Legionella pneumophila (LP) secretes more than 300 effectors into the host cytosol to facilitate intracellular replication. One of these effectors, SidH, 253 kDa in size with no sequence similarity to proteins of known function is toxic when overexpressed in host cells. SidH is regulated by the LP metaeffector LubX which targets SidH for degradation in a temporal manner during LP infection. The mechanism underlying the toxicity of SidH and its role in LP infection are unknown. Here, we determined the cryo-EM structure of SidH at 2.7 Å revealing a unique alpha helical arrangement with no overall similarity to known protein structures. Surprisingly, purified SidH came bound to a E. coli EF-Tu/t-RNA/GTP ternary complex which could be modeled into the cryo-EM density. Mutation of residues disrupting the SidH-tRNA interface and SidH-EF-Tu interface abolish the toxicity of overexpressed SidH in human cells, a phenotype confirmed in infection of Acanthamoeba castellani. We also present the cryo-EM structure of SidH in complex with a U-box domain containing ubiquitin ligase LubX delineating the mechanism of regulation of SidH. Our data provide the basis for the toxicity of SidH and into its regulation by the metaeffector LubX.

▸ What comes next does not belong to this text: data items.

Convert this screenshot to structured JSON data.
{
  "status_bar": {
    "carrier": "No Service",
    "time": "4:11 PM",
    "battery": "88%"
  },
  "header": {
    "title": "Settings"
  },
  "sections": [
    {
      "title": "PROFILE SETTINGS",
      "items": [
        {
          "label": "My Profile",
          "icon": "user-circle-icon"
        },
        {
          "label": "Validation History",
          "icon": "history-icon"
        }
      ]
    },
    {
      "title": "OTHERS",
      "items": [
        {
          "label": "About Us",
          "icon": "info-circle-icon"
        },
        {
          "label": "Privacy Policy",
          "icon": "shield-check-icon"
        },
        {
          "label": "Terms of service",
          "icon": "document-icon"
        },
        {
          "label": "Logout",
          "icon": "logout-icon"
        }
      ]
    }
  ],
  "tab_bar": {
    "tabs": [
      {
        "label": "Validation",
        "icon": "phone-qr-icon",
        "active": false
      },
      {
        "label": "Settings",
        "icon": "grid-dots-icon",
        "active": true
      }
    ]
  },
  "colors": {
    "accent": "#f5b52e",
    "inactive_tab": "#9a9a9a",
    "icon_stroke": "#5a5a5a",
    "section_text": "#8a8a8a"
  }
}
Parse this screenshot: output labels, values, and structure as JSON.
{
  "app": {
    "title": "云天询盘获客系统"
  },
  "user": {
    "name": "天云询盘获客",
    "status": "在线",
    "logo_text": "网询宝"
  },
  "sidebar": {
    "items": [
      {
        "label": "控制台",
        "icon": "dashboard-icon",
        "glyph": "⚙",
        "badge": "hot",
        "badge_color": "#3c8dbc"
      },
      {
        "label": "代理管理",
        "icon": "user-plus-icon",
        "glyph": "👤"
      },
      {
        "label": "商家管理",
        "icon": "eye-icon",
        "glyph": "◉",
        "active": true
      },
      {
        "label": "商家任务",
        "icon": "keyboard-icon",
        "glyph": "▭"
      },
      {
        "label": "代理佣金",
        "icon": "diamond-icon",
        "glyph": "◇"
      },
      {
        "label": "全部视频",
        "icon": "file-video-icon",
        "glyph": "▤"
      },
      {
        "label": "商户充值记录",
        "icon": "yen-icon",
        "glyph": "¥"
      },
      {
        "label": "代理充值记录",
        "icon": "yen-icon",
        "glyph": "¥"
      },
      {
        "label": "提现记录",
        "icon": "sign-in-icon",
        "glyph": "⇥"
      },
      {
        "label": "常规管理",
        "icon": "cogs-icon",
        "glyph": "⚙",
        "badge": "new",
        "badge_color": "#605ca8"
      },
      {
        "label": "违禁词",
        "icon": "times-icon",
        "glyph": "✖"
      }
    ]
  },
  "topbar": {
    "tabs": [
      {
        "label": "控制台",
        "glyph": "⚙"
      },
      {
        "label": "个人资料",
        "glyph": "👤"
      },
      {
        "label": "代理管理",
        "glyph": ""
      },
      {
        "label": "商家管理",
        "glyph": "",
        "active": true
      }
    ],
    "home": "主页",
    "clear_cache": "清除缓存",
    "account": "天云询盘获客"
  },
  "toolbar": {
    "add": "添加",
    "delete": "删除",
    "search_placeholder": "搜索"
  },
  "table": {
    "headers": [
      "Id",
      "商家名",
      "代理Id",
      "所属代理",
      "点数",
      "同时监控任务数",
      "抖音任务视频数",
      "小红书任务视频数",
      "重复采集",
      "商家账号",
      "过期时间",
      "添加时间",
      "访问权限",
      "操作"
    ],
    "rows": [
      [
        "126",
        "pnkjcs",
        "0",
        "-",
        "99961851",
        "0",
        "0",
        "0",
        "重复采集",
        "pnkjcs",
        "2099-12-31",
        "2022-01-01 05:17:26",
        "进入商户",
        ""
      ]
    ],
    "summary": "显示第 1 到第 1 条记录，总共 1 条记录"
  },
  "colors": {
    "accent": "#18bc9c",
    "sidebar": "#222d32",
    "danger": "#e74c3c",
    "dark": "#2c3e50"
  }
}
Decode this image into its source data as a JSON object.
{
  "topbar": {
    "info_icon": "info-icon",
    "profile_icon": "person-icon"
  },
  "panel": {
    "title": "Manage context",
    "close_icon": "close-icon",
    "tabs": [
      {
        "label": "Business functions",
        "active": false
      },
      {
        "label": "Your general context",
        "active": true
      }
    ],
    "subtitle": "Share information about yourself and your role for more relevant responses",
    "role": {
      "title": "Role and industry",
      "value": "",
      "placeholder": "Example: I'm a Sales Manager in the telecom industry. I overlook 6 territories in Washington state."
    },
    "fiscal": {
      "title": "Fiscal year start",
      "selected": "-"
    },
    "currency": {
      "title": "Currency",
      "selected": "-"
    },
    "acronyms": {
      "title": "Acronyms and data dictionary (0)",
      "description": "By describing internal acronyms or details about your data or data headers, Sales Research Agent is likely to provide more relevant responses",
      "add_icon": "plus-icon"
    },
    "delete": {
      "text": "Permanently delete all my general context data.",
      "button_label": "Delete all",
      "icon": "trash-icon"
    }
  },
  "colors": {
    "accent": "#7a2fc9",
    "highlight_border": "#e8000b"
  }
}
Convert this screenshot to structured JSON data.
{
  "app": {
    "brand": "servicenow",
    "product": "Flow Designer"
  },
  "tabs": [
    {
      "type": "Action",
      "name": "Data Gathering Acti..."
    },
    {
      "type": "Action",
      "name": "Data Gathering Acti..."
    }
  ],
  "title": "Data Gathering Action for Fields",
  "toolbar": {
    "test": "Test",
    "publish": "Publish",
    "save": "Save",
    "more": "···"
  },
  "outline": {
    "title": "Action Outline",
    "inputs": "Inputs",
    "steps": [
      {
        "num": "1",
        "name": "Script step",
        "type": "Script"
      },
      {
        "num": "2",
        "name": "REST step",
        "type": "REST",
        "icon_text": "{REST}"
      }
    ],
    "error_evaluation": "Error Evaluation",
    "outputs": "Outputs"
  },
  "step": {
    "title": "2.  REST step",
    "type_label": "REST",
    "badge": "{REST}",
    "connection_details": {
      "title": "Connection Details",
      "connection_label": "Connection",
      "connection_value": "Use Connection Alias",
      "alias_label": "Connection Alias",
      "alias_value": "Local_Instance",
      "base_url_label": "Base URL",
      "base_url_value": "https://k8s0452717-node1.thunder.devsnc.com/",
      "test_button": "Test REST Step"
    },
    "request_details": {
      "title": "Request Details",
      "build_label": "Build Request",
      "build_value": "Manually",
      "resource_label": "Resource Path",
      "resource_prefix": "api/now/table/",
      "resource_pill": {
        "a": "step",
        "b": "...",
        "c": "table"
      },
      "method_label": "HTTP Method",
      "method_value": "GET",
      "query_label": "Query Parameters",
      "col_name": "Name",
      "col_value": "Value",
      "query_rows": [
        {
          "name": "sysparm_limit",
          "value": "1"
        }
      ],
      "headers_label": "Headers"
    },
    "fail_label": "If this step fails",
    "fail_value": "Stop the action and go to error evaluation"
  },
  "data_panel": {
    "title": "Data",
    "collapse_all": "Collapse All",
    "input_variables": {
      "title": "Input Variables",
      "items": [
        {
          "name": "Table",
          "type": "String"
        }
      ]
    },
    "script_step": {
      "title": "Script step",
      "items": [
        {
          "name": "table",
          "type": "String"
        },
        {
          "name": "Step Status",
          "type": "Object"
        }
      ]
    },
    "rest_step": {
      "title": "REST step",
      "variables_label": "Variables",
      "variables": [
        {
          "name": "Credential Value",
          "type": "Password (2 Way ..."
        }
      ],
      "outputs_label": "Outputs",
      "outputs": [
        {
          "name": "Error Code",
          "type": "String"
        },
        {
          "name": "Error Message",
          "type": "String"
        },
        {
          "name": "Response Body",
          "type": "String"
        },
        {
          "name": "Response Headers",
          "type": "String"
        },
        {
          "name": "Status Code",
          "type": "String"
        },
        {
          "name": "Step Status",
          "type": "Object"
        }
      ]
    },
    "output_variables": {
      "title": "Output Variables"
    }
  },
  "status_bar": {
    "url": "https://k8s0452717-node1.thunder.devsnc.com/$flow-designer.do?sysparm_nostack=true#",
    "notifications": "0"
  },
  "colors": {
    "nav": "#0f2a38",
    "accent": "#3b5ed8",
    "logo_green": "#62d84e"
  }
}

Fig. 1. Overall structure of SidH in complex with tRNA^Phe and EF-Tu.

a A cryo-EM map of the complex showing densities for SidH (blue), tRNA^Phe (pink), and EF-Tu (green). b A complete model of the complex showing cartoon representation of SidH (blue), tRNA^Phe (pink), and EF-Tu (green). The residues not modeled in the structure are shown by dashed lines. c The model of SidH is colored according to the distinct helical bundles (Hb1-Hb8). d Unsharpened EM map shows poor resolution in the region of Tail domain (circled with red dotted line). The SidH residues (1620-2225) could not be modeled in this region. e Unsharpened EM map shows poor resolution in the region of DUF domain (circled with red dotted line), which includes residues from 903 to 1240 of SidH. Although an AlphaFold model for the residues 903-1040 could be fitted, an almost 2/3rd part (1041-1240) of this region could not be modeled. f Cytotoxicity assay shows toxicity levels of SidHΔDUF and SidHΔTail relative to the toxicity of SidH full-length (FL). Data represents the mean ± SD of three independent reactions. Source data are provided as a Source Data file.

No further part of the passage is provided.